Leveraging Big Data in the Modern Tax Function

A June 2011 report by the McKinsey Global Institute reveals that there is a 40 percent projected growth in global data generated each year, and within the United States, fifteen out of seventeen industry sectors have more data stored per company than the US Library of Congress. Organizations that get ahead of this trend and implement policies and strategies to harness big data will enjoy a significant competitive advantage within the marketplace.
This will have particular importance for tax departments that have to contend with the aforementioned growing burden of compliance and reporting requirements and the equally important focus on quality and risk management. The organization, retention, and disposal of the vast collection of data available to companies, including data within the tax department, are key considerations to manage risk and avoid liability down the road. Without the ability to manage volume and extract the important, quality data from the growing quantity, tax will be further hindered by inefficiency and risk.

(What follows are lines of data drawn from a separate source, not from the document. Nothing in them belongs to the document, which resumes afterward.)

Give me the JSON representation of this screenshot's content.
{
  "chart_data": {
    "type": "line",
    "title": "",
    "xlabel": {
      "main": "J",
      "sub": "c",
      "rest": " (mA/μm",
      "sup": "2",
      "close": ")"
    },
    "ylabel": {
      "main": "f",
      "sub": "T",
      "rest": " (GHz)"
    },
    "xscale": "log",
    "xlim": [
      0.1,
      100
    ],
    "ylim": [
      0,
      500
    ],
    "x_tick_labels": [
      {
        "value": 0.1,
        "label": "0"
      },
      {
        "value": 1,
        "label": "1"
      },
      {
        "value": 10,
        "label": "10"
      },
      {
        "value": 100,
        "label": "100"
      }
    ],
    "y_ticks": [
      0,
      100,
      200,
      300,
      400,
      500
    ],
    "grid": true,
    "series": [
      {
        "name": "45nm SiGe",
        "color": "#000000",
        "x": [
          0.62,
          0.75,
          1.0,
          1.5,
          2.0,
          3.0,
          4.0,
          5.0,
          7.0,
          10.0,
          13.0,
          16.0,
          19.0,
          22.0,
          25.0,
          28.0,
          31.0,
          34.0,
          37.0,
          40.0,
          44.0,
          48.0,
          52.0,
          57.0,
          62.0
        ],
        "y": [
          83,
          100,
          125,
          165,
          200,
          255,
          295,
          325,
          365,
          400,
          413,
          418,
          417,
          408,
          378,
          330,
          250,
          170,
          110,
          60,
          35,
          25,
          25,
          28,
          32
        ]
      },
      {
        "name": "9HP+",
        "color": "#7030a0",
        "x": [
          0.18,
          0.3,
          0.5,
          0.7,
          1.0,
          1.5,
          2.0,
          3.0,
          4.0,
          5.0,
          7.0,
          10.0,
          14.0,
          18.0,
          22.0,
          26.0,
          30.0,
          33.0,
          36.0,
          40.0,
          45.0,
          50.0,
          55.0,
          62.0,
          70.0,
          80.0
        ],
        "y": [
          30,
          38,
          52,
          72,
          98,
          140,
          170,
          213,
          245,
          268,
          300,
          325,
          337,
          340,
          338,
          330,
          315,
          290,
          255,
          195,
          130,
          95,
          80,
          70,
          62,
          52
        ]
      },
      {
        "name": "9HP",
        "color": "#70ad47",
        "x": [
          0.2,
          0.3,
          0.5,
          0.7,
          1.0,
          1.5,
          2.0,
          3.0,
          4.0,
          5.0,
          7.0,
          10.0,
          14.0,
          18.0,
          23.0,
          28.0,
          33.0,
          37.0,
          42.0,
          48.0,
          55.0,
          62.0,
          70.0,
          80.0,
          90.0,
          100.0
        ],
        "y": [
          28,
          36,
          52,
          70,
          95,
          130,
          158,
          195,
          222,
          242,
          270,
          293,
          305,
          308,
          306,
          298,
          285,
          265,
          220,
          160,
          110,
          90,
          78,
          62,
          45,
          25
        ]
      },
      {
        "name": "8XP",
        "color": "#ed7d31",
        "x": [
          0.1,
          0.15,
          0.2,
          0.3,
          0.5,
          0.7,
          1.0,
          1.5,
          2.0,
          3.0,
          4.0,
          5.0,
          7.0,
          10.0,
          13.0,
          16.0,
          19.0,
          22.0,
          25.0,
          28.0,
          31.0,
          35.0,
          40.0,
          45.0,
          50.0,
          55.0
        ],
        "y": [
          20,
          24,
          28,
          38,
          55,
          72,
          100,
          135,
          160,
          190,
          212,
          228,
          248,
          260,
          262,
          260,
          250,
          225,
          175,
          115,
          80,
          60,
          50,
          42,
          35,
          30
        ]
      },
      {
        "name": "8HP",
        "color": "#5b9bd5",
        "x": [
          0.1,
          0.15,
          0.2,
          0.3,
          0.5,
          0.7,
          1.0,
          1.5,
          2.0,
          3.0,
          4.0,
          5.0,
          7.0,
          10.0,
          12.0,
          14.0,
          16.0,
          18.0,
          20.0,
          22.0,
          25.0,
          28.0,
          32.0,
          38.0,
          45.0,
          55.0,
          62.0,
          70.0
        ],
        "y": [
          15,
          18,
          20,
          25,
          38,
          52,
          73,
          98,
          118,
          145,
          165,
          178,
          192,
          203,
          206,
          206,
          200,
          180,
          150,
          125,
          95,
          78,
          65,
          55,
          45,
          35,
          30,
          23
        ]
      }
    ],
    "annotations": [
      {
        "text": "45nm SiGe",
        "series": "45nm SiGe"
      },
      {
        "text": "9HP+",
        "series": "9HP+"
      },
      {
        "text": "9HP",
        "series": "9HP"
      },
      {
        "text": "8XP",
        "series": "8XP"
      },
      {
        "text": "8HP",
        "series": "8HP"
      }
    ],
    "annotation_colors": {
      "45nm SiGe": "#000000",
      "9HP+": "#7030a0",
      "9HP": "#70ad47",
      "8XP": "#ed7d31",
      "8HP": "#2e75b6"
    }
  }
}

Furthermore, time spent on manual data manipulation and reporting limits opportunities for tax to focus on value-added tasks, such as strategic planning and forecasting. Historically, tax departments have tended to sit in a silo, apart from the organization as a whole. As the trend toward big data leads organizations to emphasize the value to be found in deep analyses of available information, this tendency can no longer continue.
The core benefit of harnessing big data is the opportunity to exploit the collective mass of data throughout an organization to find business trends, detect patterns, identify and address risks, and to boost productivity and market value. Tax must keep pace with the larger organization and seek opportunities to implement technology and process improvements. This will serve to both optimize day-to-day operations as well as provide opportunities to add value through planning, while enhancing the risk management profile of the tax function.
Tools of the Trade
According to a 2012 Forbes article, "big data is the new quant investing." Many of the ideas from quant investing make sense in this context; histories are huge and experimentation is easy. There is an underlying behavioral model, plus, you know your counter-parties. The large volume and variety of data allow use of new "data voracious" statistical and machine-learning methods that, in finance, are useful for high-frequency trading, but are worthless on daily or monthly market data. It is words as well as numbers, so natural language tools can work along with numerical calculation.
With such emphasis on data-driven decision making, organizations must make it a priority to effectively manage and utilize the wealth of data available to them in order to remain competitive, and tax departments are no exception to this reality. The capability to predict the potential tax impact of international transactions or proposed acquisitions through business intelligence solutions is just one example of the opportunities for tax to contribute to the success of the organization through the power of data. Data imaging technology offers the capability to better leverage paper notices by extracting meaningful information and transforming it into a readable electronic format that can be stored and later queried from a centralized database. There are multiple tools available to assist tax departments with these types of process improvements.